# recycling lead-acid batteries



## eastwind (Jun 18, 2016)

I have just replaced my UPS battery, so I have an old/dead one to get rid of.
It's a sealed nonspillable lead-acid battery, about the size of two red bricks side by side, about half the weight of a car battery.

In the US, when buying these, you get a label to mail the old one back, free of charge (because the company can get the lead out and make a profit vs the cost of mailing it).

Or you could take it to a hazardous waste collection facility on a designated day, depending on where you live.

Here, what to do with it?

Would an auto place that sells car batteries take it? Just chuck it in the trash and let the pickers employed by the trash company that go through all the trash to separate recyclables pick it out?

In the city where I live we have a very stupid recycling scheme, in many places they have two trash cans, one for bio and one for non bio, but it all gets bagged together, tossed into the same trash truck, and then at the landfill they have people going through it all to separate out the recyclables (glass bottles, plastic bottles, etc) from the waste stream. So if I just tossed the battery in the trash it would probably get at least one look by such a person before hitting the landfill. But I'd prefer to do a little better than that if I can.


----------



## MangoTango (Feb 8, 2020)

Well - my quick answer is - take it to the Costco auto department. When you buy a new battery there they charge you a fee which you get back when you return the old battery (they do not change the battery for you. that's your job). AND - I know that they will take whatever auto battery you bring back. I generally replace car batteries based on the calendar and often my 'discarded' battery has a lot of life left. My mechanic has taken my battery from me and given me a really old, totally dissimilar battery which I have returned to Costco. So if they are that conscientious, perhaps they would put your battery on their existing pile for pickup.

One lesson to be learned in Mexico is - one man's garbage is another man's treasure. Almost everything has a use after you discard it. 

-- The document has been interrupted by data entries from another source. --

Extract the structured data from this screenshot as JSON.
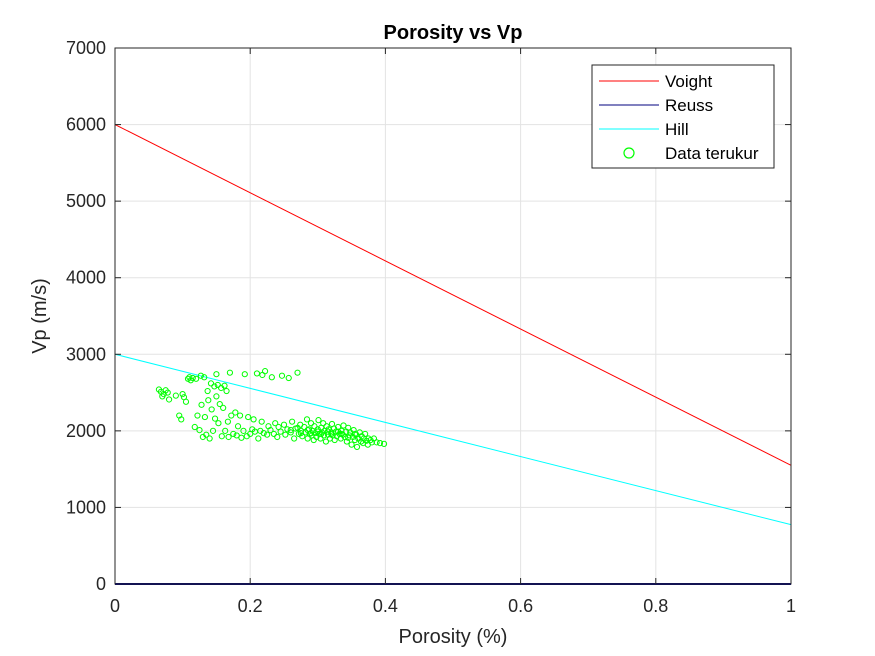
{
  "chart_data": {
    "type": "line",
    "title": "Porosity vs Vp",
    "xlabel": "Porosity (%)",
    "ylabel": "Vp (m/s)",
    "xlim": [
      0,
      1
    ],
    "ylim": [
      0,
      7000
    ],
    "xticks": [
      0,
      0.2,
      0.4,
      0.6,
      0.8,
      1
    ],
    "xtick_labels": [
      "0",
      "0.2",
      "0.4",
      "0.6",
      "0.8",
      "1"
    ],
    "yticks": [
      0,
      1000,
      2000,
      3000,
      4000,
      5000,
      6000,
      7000
    ],
    "ytick_labels": [
      "0",
      "1000",
      "2000",
      "3000",
      "4000",
      "5000",
      "6000",
      "7000"
    ],
    "grid": true,
    "legend_position": "top-right",
    "series": [
      {
        "name": "Voight",
        "kind": "line",
        "color": "#ff0000",
        "x": [
          0,
          1
        ],
        "y": [
          6000,
          1550
        ]
      },
      {
        "name": "Reuss",
        "kind": "line",
        "color": "#00007f",
        "x": [
          0,
          1
        ],
        "y": [
          0,
          0
        ]
      },
      {
        "name": "Hill",
        "kind": "line",
        "color": "#00ffff",
        "x": [
          0,
          1
        ],
        "y": [
          3000,
          775
        ]
      },
      {
        "name": "Data terukur",
        "kind": "scatter",
        "color": "#00ff00",
        "points": [
          [
            0.065,
            2540
          ],
          [
            0.068,
            2510
          ],
          [
            0.07,
            2450
          ],
          [
            0.072,
            2480
          ],
          [
            0.075,
            2530
          ],
          [
            0.078,
            2500
          ],
          [
            0.08,
            2410
          ],
          [
            0.09,
            2460
          ],
          [
            0.095,
            2200
          ],
          [
            0.098,
            2150
          ],
          [
            0.1,
            2480
          ],
          [
            0.102,
            2440
          ],
          [
            0.105,
            2380
          ],
          [
            0.108,
            2680
          ],
          [
            0.11,
            2700
          ],
          [
            0.112,
            2660
          ],
          [
            0.115,
            2690
          ],
          [
            0.118,
            2050
          ],
          [
            0.12,
            2680
          ],
          [
            0.122,
            2200
          ],
          [
            0.125,
            2010
          ],
          [
            0.127,
            2720
          ],
          [
            0.128,
            2340
          ],
          [
            0.13,
            1920
          ],
          [
            0.132,
            2700
          ],
          [
            0.133,
            2180
          ],
          [
            0.135,
            1950
          ],
          [
            0.137,
            2520
          ],
          [
            0.138,
            2400
          ],
          [
            0.14,
            1900
          ],
          [
            0.142,
            2620
          ],
          [
            0.143,
            2280
          ],
          [
            0.145,
            2000
          ],
          [
            0.147,
            2580
          ],
          [
            0.148,
            2160
          ],
          [
            0.15,
            2740
          ],
          [
            0.15,
            2450
          ],
          [
            0.152,
            2600
          ],
          [
            0.153,
            2100
          ],
          [
            0.155,
            2350
          ],
          [
            0.157,
            2560
          ],
          [
            0.158,
            1930
          ],
          [
            0.16,
            2300
          ],
          [
            0.162,
            2590
          ],
          [
            0.163,
            2000
          ],
          [
            0.165,
            2520
          ],
          [
            0.167,
            2120
          ],
          [
            0.168,
            1920
          ],
          [
            0.17,
            2760
          ],
          [
            0.172,
            2200
          ],
          [
            0.175,
            1960
          ],
          [
            0.178,
            2240
          ],
          [
            0.18,
            1940
          ],
          [
            0.182,
            2060
          ],
          [
            0.185,
            2200
          ],
          [
            0.187,
            1910
          ],
          [
            0.19,
            2000
          ],
          [
            0.192,
            2740
          ],
          [
            0.195,
            1930
          ],
          [
            0.197,
            2180
          ],
          [
            0.2,
            1960
          ],
          [
            0.203,
            2020
          ],
          [
            0.205,
            2150
          ],
          [
            0.207,
            1990
          ],
          [
            0.21,
            2750
          ],
          [
            0.212,
            1900
          ],
          [
            0.215,
            2000
          ],
          [
            0.217,
            2120
          ],
          [
            0.218,
            2730
          ],
          [
            0.22,
            1970
          ],
          [
            0.222,
            2780
          ],
          [
            0.225,
            1950
          ],
          [
            0.227,
            2060
          ],
          [
            0.23,
            2010
          ],
          [
            0.232,
            2700
          ],
          [
            0.235,
            1960
          ],
          [
            0.237,
            2100
          ],
          [
            0.24,
            1920
          ],
          [
            0.242,
            2050
          ],
          [
            0.245,
            1990
          ],
          [
            0.247,
            2720
          ],
          [
            0.25,
            2080
          ],
          [
            0.252,
            1950
          ],
          [
            0.255,
            2020
          ],
          [
            0.257,
            2690
          ],
          [
            0.26,
            1980
          ],
          [
            0.262,
            2120
          ],
          [
            0.265,
            1900
          ],
          [
            0.267,
            2030
          ],
          [
            0.27,
            2760
          ],
          [
            0.272,
            1960
          ],
          [
            0.274,
            2080
          ],
          [
            0.275,
            2000
          ],
          [
            0.277,
            1930
          ],
          [
            0.28,
            2050
          ],
          [
            0.282,
            1980
          ],
          [
            0.284,
            2150
          ],
          [
            0.285,
            1900
          ],
          [
            0.287,
            2020
          ],
          [
            0.288,
            1960
          ],
          [
            0.29,
            2100
          ],
          [
            0.291,
            1940
          ],
          [
            0.292,
            2000
          ],
          [
            0.294,
            1880
          ],
          [
            0.295,
            2060
          ],
          [
            0.296,
            1970
          ],
          [
            0.298,
            1920
          ],
          [
            0.3,
            2020
          ],
          [
            0.301,
            2140
          ],
          [
            0.302,
            1960
          ],
          [
            0.304,
            1900
          ],
          [
            0.305,
            2040
          ],
          [
            0.306,
            1980
          ],
          [
            0.308,
            2100
          ],
          [
            0.309,
            1940
          ],
          [
            0.31,
            2000
          ],
          [
            0.312,
            1860
          ],
          [
            0.313,
            2060
          ],
          [
            0.315,
            1950
          ],
          [
            0.316,
            2020
          ],
          [
            0.318,
            1900
          ],
          [
            0.32,
            1980
          ],
          [
            0.321,
            2090
          ],
          [
            0.322,
            1940
          ],
          [
            0.324,
            2030
          ],
          [
            0.325,
            1880
          ],
          [
            0.327,
            1990
          ],
          [
            0.328,
            1930
          ],
          [
            0.33,
            2050
          ],
          [
            0.332,
            1960
          ],
          [
            0.334,
            1900
          ],
          [
            0.335,
            2000
          ],
          [
            0.337,
            1950
          ],
          [
            0.338,
            2070
          ],
          [
            0.34,
            1920
          ],
          [
            0.342,
            1990
          ],
          [
            0.343,
            1860
          ],
          [
            0.345,
            2040
          ],
          [
            0.347,
            1940
          ],
          [
            0.348,
            1980
          ],
          [
            0.35,
            1820
          ],
          [
            0.352,
            1920
          ],
          [
            0.353,
            2010
          ],
          [
            0.355,
            1880
          ],
          [
            0.357,
            1950
          ],
          [
            0.358,
            1790
          ],
          [
            0.36,
            1900
          ],
          [
            0.362,
            1980
          ],
          [
            0.364,
            1860
          ],
          [
            0.365,
            1930
          ],
          [
            0.367,
            1840
          ],
          [
            0.368,
            1900
          ],
          [
            0.37,
            1960
          ],
          [
            0.372,
            1870
          ],
          [
            0.374,
            1820
          ],
          [
            0.375,
            1900
          ],
          [
            0.378,
            1880
          ],
          [
            0.38,
            1850
          ],
          [
            0.383,
            1900
          ],
          [
            0.387,
            1850
          ],
          [
            0.392,
            1840
          ],
          [
            0.398,
            1830
          ],
          [
            0.27,
            2040
          ],
          [
            0.285,
            2010
          ],
          [
            0.3,
            1990
          ],
          [
            0.315,
            1990
          ],
          [
            0.33,
            1990
          ],
          [
            0.26,
            2010
          ],
          [
            0.275,
            1970
          ],
          [
            0.29,
            1970
          ],
          [
            0.305,
            1960
          ],
          [
            0.32,
            1960
          ],
          [
            0.335,
            1960
          ],
          [
            0.345,
            1910
          ],
          [
            0.355,
            1960
          ]
        ]
      }
    ]
  }
}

Here's two more simple suggestions. You might take the battery to the office of Siresol. Looks like they are like Waste Management in the US, and they have a website with contact address. Finally - the brand of my UPS is Smartbitt and they are a Mexican company (offices in Mexico CIty so someone there will speak English). Their webpage also has contact info. You could tell a 'white lie' and ask them for suggestions on what to do with one of their old batteries.


----------